Nightlife

NYPD Could Use Mounted Cops for LES Crowd Control

This might soon be a familiar sight on Rivington.
This might soon be a familiar sight on Rivington. Photo: JOHN MOTTERN/AFP/Getty Images

As a long, hot summer looms for young and restless LES pub crawlers, the 7th Precinct appears prepared to summon cops from the NYPD’s mounted police unit for crowd control on weekends, according to the precinct’s commanding officer, Deputy Inspector Nancy Barry. In response to a question from Grub Street during a community council meeting last night, Barry said that officers on the cabaret patrol may bring in heat on horseback “as the need arises” in Manhattan’s premier nightlife destination.

Barry cited crime stats in the precinct over the last 28 days but said nothing about the ongoing police crackdown of LES bars cited for underage drinking. She said there had been a 6 percent decline in major crime during that period — with the notable exception of an execution-style shooting on Pitt Street of a 23-year-old Brooklyn man early Tuesday in what she described as a “targeted hit.” (The killers are still at large.) Barry seemed to believe that residents had no need to be “alarmed” by the murder, noting that the most common crimes in the precinct are robberies large and small, some at bars and restaurants by perps traveling in twos and threes and “creating distractions” so they can snatch things like cell phones and purses.
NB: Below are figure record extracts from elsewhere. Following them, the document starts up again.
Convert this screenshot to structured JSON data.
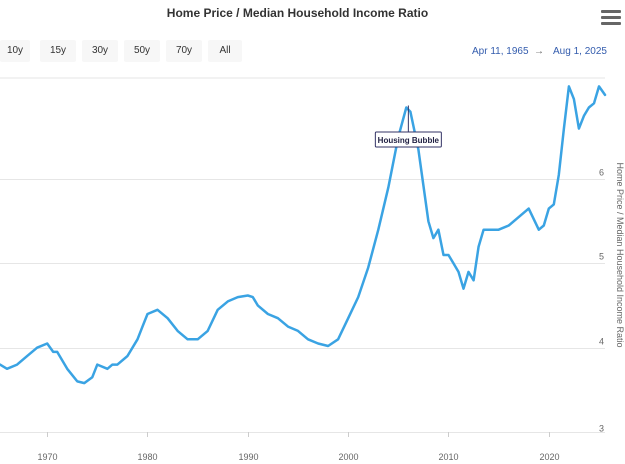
{
  "toolbar": {
    "title": "Home Price / Median Household Income Ratio",
    "range_buttons": [
      "10y",
      "15y",
      "30y",
      "50y",
      "70y",
      "All"
    ],
    "date_from": "Apr 11, 1965",
    "date_sep": "→",
    "date_to": "Aug 1, 2025"
  },
  "colors": {
    "series": "#3aa3e3",
    "grid": "#e6e6e6",
    "axis_text": "#666666",
    "date_text": "#335cad"
  },
  "icons": {
    "menu": "hamburger-menu-icon"
  },
  "chart_data": {
    "type": "line",
    "title": "Home Price / Median Household Income Ratio",
    "ylabel": "Home Price / Median Household Income Ratio",
    "xlabel": "",
    "x_ticks": [
      1970,
      1980,
      1990,
      2000,
      2010,
      2020
    ],
    "y_ticks": [
      3,
      4,
      5,
      6
    ],
    "xlim": [
      1965.3,
      2025.6
    ],
    "ylim": [
      3.0,
      7.2
    ],
    "grid": "horizontal",
    "y_axis_side": "right",
    "annotation": {
      "text": "Housing Bubble",
      "x": 2006.0,
      "y": 6.85
    },
    "series": [
      {
        "x": [
          1965.3,
          1966.0,
          1967.0,
          1968.0,
          1969.0,
          1970.0,
          1970.6,
          1971.0,
          1972.0,
          1973.0,
          1973.7,
          1974.5,
          1975.0,
          1976.0,
          1976.5,
          1977.0,
          1978.0,
          1979.0,
          1979.5,
          1980.0,
          1981.0,
          1982.0,
          1983.0,
          1984.0,
          1985.0,
          1986.0,
          1987.0,
          1988.0,
          1989.0,
          1990.0,
          1990.5,
          1991.0,
          1992.0,
          1993.0,
          1994.0,
          1995.0,
          1996.0,
          1997.0,
          1998.0,
          1999.0,
          2000.0,
          2001.0,
          2002.0,
          2003.0,
          2004.0,
          2005.0,
          2005.8,
          2006.2,
          2007.0,
          2008.0,
          2008.5,
          2009.0,
          2009.5,
          2010.0,
          2010.5,
          2011.0,
          2011.5,
          2012.0,
          2012.5,
          2013.0,
          2013.5,
          2014.0,
          2015.0,
          2016.0,
          2017.0,
          2018.0,
          2019.0,
          2019.5,
          2020.0,
          2020.5,
          2021.0,
          2021.5,
          2022.0,
          2022.5,
          2023.0,
          2023.5,
          2024.0,
          2024.5,
          2025.0,
          2025.6
        ],
        "values": [
          3.8,
          3.75,
          3.8,
          3.9,
          4.0,
          4.05,
          3.95,
          3.95,
          3.75,
          3.6,
          3.58,
          3.65,
          3.8,
          3.75,
          3.8,
          3.8,
          3.9,
          4.1,
          4.25,
          4.4,
          4.45,
          4.35,
          4.2,
          4.1,
          4.1,
          4.2,
          4.45,
          4.55,
          4.6,
          4.62,
          4.6,
          4.5,
          4.4,
          4.35,
          4.25,
          4.2,
          4.1,
          4.05,
          4.02,
          4.1,
          4.35,
          4.6,
          4.95,
          5.4,
          5.9,
          6.5,
          6.85,
          6.8,
          6.35,
          5.5,
          5.3,
          5.4,
          5.1,
          5.1,
          5.0,
          4.9,
          4.7,
          4.9,
          4.8,
          5.2,
          5.4,
          5.4,
          5.4,
          5.45,
          5.55,
          5.65,
          5.4,
          5.45,
          5.65,
          5.7,
          6.05,
          6.6,
          7.1,
          6.95,
          6.6,
          6.75,
          6.85,
          6.9,
          7.1,
          7.0
        ]
      }
    ]
  }
}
Manhattan district attorney Cyrus R. Vance Jr. said earlier in the week that bars are “hot spots” for theft of patrons’ personal belongings and “violent crime” after he spoke briefly at the 9th Precinct’s community-council meeting on East 5th Street. Vance said David O’Keefe, chief of the D.A.’s crime strategies unit, was working with the 9th’s cabaret cops to identify suspects. O’Keefe told us that bartenders, like barbers and doormen, can be excellent sources of information leading to arrests. He should know: Heathers bar on East 13th Street provided the D.A.’s office with crucial street video surveillance of two 9th Precinct police officers returning to a drunken woman’s apartment above the bar. The notorious pair — Kenneth Moreno and Franklin Mata — were later charged and then acquitted of rape and burglary. Both were fired from the NYPD for official misconduct soon after their trial ended last month.